No metropolitan area in the United States took on more new residents in 2017 than Dallas/Fort Worth. The area known as the Metroplex added 146,000 newcomers, according to the U.S. Census Bureau. A region that had slightly more than 7 million people in 2015 is expected to grow to more than 16 million by 2050.
This growth has meant the need for two things: more roads and the resources to pay for them. Texas voters made this statement clear when they overwhelmingly voted in favor of two ballot propositions to direct certain tax revenues to the state highway fund.
The state responded by setting up the Texas Clear Lanes initiative to allocate funding for needed highway improvements that would relieve traffic gridlock in the state’s largest metropolitan areas.
And a Kiewit project was the first beneficiary of Texas Clear Lanes, with the first $61 million of the funding tapped for reconstruction of the interchange of two major state highways, SH 121 and SH 360, in Grapevine.
The SH 121/SH 360 interchange was Kiewit’s third extension related to the DFW Connector, a $1.2 billion reconstruction of the network of highways on the north side of Dallas/Fort Worth International Airport. The new interchange will carry more than 168,000 cars per day.
A new challenge
“Once funding was identified for congestion relief, (the SH 121/SH 360 Interchange) was our first choice to add back into the project,” said Joel Mallard, Project Manager for the Texas Department of Transportation (TxDOT) Fort Worth District. “By reconstructing this interchange, we are able to separate traffic movements, which in turn cuts down weaving and merging.”
The new interchange was necessary because SH 114, SH 121 and SH 360 came together in a span of roadway of little more than a mile. State Highway 360 met its northern terminus at State Highway 121, with two lanes of traffic merging onto the highway from the right to go with the three lanes already coming north on SH 121.
And just ahead, those two merging lanes became exit lanes for a ramp connecting to State Highway 114. This meant motorists merging on and off SH 121 needed to cross in front of each other, and this “weaving” created a traffic hazard that TxDOT was eager to address.
Earning the work
The seeds for the SH 121/SH 360 Interchange project — and Kiewit receiving the work — were sown through a successful completion of the main DFW Connector construction and the first two additions to it. Those included the reconstruction of FM 2499 at the north of the DFW Connector and the construction of new ramps leading local traffic onto State Highways 121 and 360 on the southwest edge of the DFW Connector.

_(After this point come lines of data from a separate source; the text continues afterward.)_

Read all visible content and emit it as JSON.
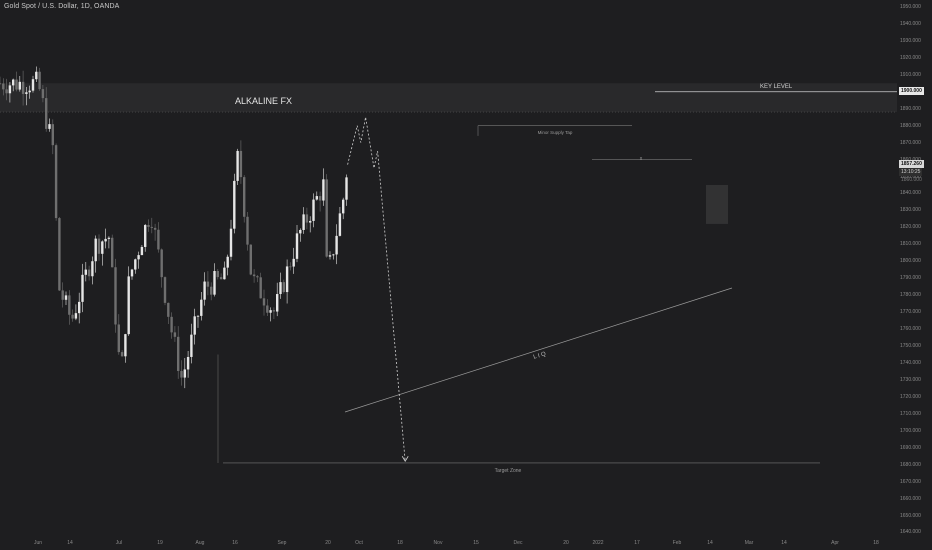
{
  "header": {
    "symbol_title": "Gold Spot / U.S. Dollar, 1D, OANDA"
  },
  "price_axis": {
    "labels": [
      "1950.000",
      "1940.000",
      "1930.000",
      "1920.000",
      "1910.000",
      "1900.000",
      "1890.000",
      "1880.000",
      "1870.000",
      "1860.000",
      "1850.000",
      "1840.000",
      "1830.000",
      "1820.000",
      "1810.000",
      "1800.000",
      "1790.000",
      "1780.000",
      "1770.000",
      "1760.000",
      "1750.000",
      "1740.000",
      "1730.000",
      "1720.000",
      "1710.000",
      "1700.000",
      "1690.000",
      "1680.000",
      "1670.000",
      "1660.000",
      "1650.000",
      "1640.000"
    ],
    "key_level_badge": "1900.000",
    "last_price_badge": "1857.260",
    "countdown_badge": "13:10:25",
    "sub_badge": "1860.000"
  },
  "time_axis": {
    "labels": [
      "Jun",
      "14",
      "Jul",
      "19",
      "Aug",
      "16",
      "Sep",
      "20",
      "Oct",
      "18",
      "Nov",
      "15",
      "Dec",
      "20",
      "2022",
      "17",
      "Feb",
      "14",
      "Mar",
      "14",
      "Apr",
      "18"
    ]
  },
  "drawings": {
    "watermark": "ALKALINE FX",
    "key_level": "KEY LEVEL",
    "minor_supply": "Minor Supply Tap",
    "x_marker": "x",
    "liq": "L I Q",
    "target": "Target Zone"
  },
  "colors": {
    "background": "#1e1e20",
    "candle_up": "#e6e6e6",
    "candle_down": "#6f6f6f",
    "annotation": "#9a9a9a",
    "key_level_band": "#2a2a2c"
  },
  "chart_data": {
    "type": "candlestick",
    "symbol": "XAUUSD",
    "timeframe": "1D",
    "ylim": [
      1640,
      1955
    ],
    "grid": false,
    "approx_close_path": [
      {
        "date": "2021-06-01",
        "close": 1905
      },
      {
        "date": "2021-06-14",
        "close": 1865
      },
      {
        "date": "2021-06-18",
        "close": 1785
      },
      {
        "date": "2021-06-29",
        "close": 1765
      },
      {
        "date": "2021-07-19",
        "close": 1810
      },
      {
        "date": "2021-07-30",
        "close": 1815
      },
      {
        "date": "2021-08-09",
        "close": 1730
      },
      {
        "date": "2021-08-16",
        "close": 1790
      },
      {
        "date": "2021-09-03",
        "close": 1830
      },
      {
        "date": "2021-09-20",
        "close": 1760
      },
      {
        "date": "2021-09-29",
        "close": 1730
      },
      {
        "date": "2021-10-18",
        "close": 1785
      },
      {
        "date": "2021-11-04",
        "close": 1790
      },
      {
        "date": "2021-11-15",
        "close": 1865
      },
      {
        "date": "2021-11-26",
        "close": 1790
      },
      {
        "date": "2021-12-15",
        "close": 1770
      },
      {
        "date": "2022-01-04",
        "close": 1815
      },
      {
        "date": "2022-01-25",
        "close": 1845
      },
      {
        "date": "2022-01-28",
        "close": 1790
      },
      {
        "date": "2022-02-10",
        "close": 1835
      },
      {
        "date": "2022-02-14",
        "close": 1857.26
      }
    ],
    "projection": [
      {
        "date": "2022-02-14",
        "price": 1857
      },
      {
        "date": "2022-02-22",
        "price": 1880
      },
      {
        "date": "2022-02-25",
        "price": 1870
      },
      {
        "date": "2022-03-01",
        "price": 1885
      },
      {
        "date": "2022-03-08",
        "price": 1855
      },
      {
        "date": "2022-03-11",
        "price": 1865
      },
      {
        "date": "2022-04-03",
        "price": 1682
      }
    ],
    "levels": {
      "key_level": 1900,
      "minor_supply_tap": 1880,
      "x_level": 1860,
      "target_zone": 1681
    }
  }
}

After four years of work on the main DFW Connector project, Kiewit completed these additional projects in less than two years.

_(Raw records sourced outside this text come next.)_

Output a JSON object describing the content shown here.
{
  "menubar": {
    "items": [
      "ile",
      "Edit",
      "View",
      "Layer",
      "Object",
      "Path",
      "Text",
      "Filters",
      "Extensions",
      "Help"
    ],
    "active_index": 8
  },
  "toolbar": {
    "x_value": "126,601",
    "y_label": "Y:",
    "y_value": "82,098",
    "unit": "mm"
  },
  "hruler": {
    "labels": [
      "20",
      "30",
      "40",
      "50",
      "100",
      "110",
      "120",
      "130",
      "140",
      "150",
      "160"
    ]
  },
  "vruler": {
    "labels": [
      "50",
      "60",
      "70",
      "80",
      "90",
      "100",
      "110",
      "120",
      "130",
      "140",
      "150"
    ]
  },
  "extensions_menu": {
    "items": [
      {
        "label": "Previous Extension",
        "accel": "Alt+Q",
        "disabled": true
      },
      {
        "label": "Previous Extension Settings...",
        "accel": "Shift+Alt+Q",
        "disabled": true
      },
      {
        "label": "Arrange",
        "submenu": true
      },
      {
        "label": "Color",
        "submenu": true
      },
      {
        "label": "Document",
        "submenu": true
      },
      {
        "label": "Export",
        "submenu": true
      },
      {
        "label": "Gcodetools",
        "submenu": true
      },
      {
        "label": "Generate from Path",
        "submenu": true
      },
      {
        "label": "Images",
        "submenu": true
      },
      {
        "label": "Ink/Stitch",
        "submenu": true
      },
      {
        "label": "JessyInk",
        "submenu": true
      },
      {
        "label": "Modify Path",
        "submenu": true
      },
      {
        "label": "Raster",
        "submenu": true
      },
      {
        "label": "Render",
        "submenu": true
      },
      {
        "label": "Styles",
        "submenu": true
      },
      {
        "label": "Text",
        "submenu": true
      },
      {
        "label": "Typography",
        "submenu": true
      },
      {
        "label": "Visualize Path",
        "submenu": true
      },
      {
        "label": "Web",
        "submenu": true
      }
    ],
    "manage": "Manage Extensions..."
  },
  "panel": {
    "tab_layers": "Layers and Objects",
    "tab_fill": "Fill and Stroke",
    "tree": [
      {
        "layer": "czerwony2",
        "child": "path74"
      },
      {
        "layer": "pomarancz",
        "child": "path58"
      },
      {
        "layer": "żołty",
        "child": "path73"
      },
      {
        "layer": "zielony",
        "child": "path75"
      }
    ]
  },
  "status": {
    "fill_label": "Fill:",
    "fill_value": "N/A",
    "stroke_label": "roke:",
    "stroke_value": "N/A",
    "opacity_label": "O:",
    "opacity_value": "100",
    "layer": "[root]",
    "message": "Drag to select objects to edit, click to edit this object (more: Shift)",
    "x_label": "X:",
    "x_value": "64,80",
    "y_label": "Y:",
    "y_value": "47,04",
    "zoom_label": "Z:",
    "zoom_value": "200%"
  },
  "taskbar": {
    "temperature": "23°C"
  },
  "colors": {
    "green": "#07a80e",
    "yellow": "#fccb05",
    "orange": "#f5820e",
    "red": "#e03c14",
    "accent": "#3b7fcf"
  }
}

“That gave TxDOT another occurrence where we could finish a project quickly, which was a key to some of the Texas Clear Lanes funding,” said Tom Grim, Project Director for NorthGate Constructors, a joint venture of Kiewit and Zachry Construction that completed the Connector projects.
The new configuration allows motorists coming north on SH 360 to bypass SH 121 entirely to get on SH 114 via a new ramp, while another new ramp on northbound SH 121 takes motorists directly to SH 114 before the merger with SH 360. These two new ramps eliminate the weaving.
NorthGate broke ground on the project in August 2016 and completed the work seven months ahead of schedule in April 2018, thanks in part to including the project in its original design-build bid for the DFW Connector. The project was ready to begin once TxDOT secured the funding.
NorthGate maintained a strong working relationship with TxDOT through the DFW Connector project and the first two additional projects, and in addition was able to carry over most of the main subcontractors who supported the projects onto the SH 121/SH 360 interchange.
As a result, all of this work has been secured under one contract since October 2009. An additional project, for the $371 million reconfiguration of the SH 121/Interstate 635 interchange north of the DFW Connector, is next on tap.
A win for the people
In addition to the efficient reconstruction of the SH 121/SH 360 Interchange, the story is also one of success for Kiewit’s employees.
Several craft employees on the interchange project have gone into Kiewit’s development program to become foremen or superintendents. In addition, four members of the team started as engineers or foremen and have since become project superintendents.
“One of the biggest things I’m proud of is the people development,” said Ryan Keller, deputy project director for NorthGate. “That development was a focus of the team. Even though it was just an extension project, we were able to bring new people onto the team and develop them.”